HC Deb 01 December 1992 vol 215 cc128-9
4. Mr. Milligan

To ask the Secretary of State for Employment what measures she is taking to meet the concerns which have been expressed by TECs.

Mrs. Gillian Shephard

Last month, I was pleased to be able to announce a package of measures that has been welcomed by TECs throughout the country.

Mr. Milligan

I thank my right hon. Friend for the statement that she made in reply to the previous question, but is she aware that 1,000 young people in Hampshire still have not been able to get training places? Hampshire TEC has a most imaginative scheme for providing initial training, to try to get those young persons up to the level that private business requires. Can my right hon. Friend explain what will be the effect in Hampshire of the announcement that she just made?

Mrs. Shephard

I can certainly explain with pleasure to my hon. Friend that close attention is being paid to Hampshire TEC's particular problems with meeting the guarantee. As I said, all TECs have the resources required to meet it. In fact, we have provided for 244,000 places for young people in the current year and the number required is only 216,000. There is no problem with resources, but there may be a problem with Hampshire TEC—as there are with some others—in finding employer placements. Each and every TEC—few now are finding difficulty—will be helped to meet the guarantee by the end of this month.

Mr. Wallace

How can the Secretary of State say that the guarantee is being met when she has just heard that 1,000 young people in Hampshire have no training places? A similar survey in Fife also found a large shortfall. Is not the reason that the right hon. Lady's budget for this year is £3.5 billion, when, in 1987, in real terms, it was £5.1 billion? In other words, the Secretary of State has only two thirds of the amount that was available in 1987, but unemployment is roughly at the same level. Is not the right hon. Lady abdicating her responsibilities to those who are unemployed and seeking training?

Mrs. Shephard

Unlike the hon. Gentleman, we welcome the fact that more young people are staying on at school. That results, perforce, in fewer young people coming forward for a training place. As I said, some TECs have found it difficult this year to find employer placements. There is of course always a surge of demand when young people make up their minds to choose youth training in the autumn. I repeat that there need be no problem of inadequate resources preventing TECs and LECs from meeting the guarantee.

Mr. Heald

Does my right hon. Friend agree that training and enterprise councils can play a special role in cases where there are large redundancies by co-ordinating task forces—as they have done in Hertfordshire and in my constituency in north Hertfordshire?

Mrs. Shephard

Yes. Hertfordshire TEC has played a key role in helping with British Aerospace redundancies, and I was delighted by the positive and strong response made by TECs in preparing plans to cope with pit closures.

Mr. Tony Lloyd

How can the Secretary of State claim that TECs are happy with the settlement when last year, this year, and next year they received and will receive real-terms cuts in their budgets at a time when long-term unemployment and unemployment generally are continuing to rise?

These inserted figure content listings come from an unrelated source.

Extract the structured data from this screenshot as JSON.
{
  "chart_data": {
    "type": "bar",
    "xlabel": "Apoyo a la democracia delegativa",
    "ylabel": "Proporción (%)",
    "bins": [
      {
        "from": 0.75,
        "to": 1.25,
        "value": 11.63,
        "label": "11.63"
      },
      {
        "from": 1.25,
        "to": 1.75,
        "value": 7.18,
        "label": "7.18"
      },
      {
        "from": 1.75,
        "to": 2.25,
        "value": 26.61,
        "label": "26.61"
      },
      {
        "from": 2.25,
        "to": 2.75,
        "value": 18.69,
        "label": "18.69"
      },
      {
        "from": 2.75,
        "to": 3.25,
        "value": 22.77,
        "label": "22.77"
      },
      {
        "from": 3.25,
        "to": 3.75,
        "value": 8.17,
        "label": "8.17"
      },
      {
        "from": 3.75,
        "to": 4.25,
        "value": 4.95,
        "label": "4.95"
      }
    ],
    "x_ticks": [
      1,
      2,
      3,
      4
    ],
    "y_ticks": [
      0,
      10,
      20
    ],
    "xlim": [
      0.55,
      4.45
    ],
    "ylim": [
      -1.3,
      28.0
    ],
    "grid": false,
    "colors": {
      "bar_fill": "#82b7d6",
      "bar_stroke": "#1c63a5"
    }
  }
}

How can the right hon. Lady tell the House that she is keeping to the guarantee when, by her own figures, she admits that 19,000 young people have not been found a youth training place? Will she undertake to re-examine the situation whereby many young people for whom the guarantee has not been honoured find themselves without any income? Will she talk to her friend at the Department of Social Security and suggest that those young people should once again receive some kind of benefit?

Mrs. Shephard

As the hon. Gentleman knows perfectly well, there is a special hardship allowance and bridging allowances for young people who are between YT places. Given that in the House on 20 November the hon. Gentleman wrongly claimed that 75,000 young people were waiting for a training place, I thought that he would welcome today's figures.

Mr. Sweeney

Does my right hon. Friend accept that Britain is unique in offering a guaranteed place on a training scheme for all 16 to 17-year-olds?

Mrs. Shephard

Yes, I accept my hon. Friend's point. There is no question but that we have a better record in that respect than many of our European counterparts, including France.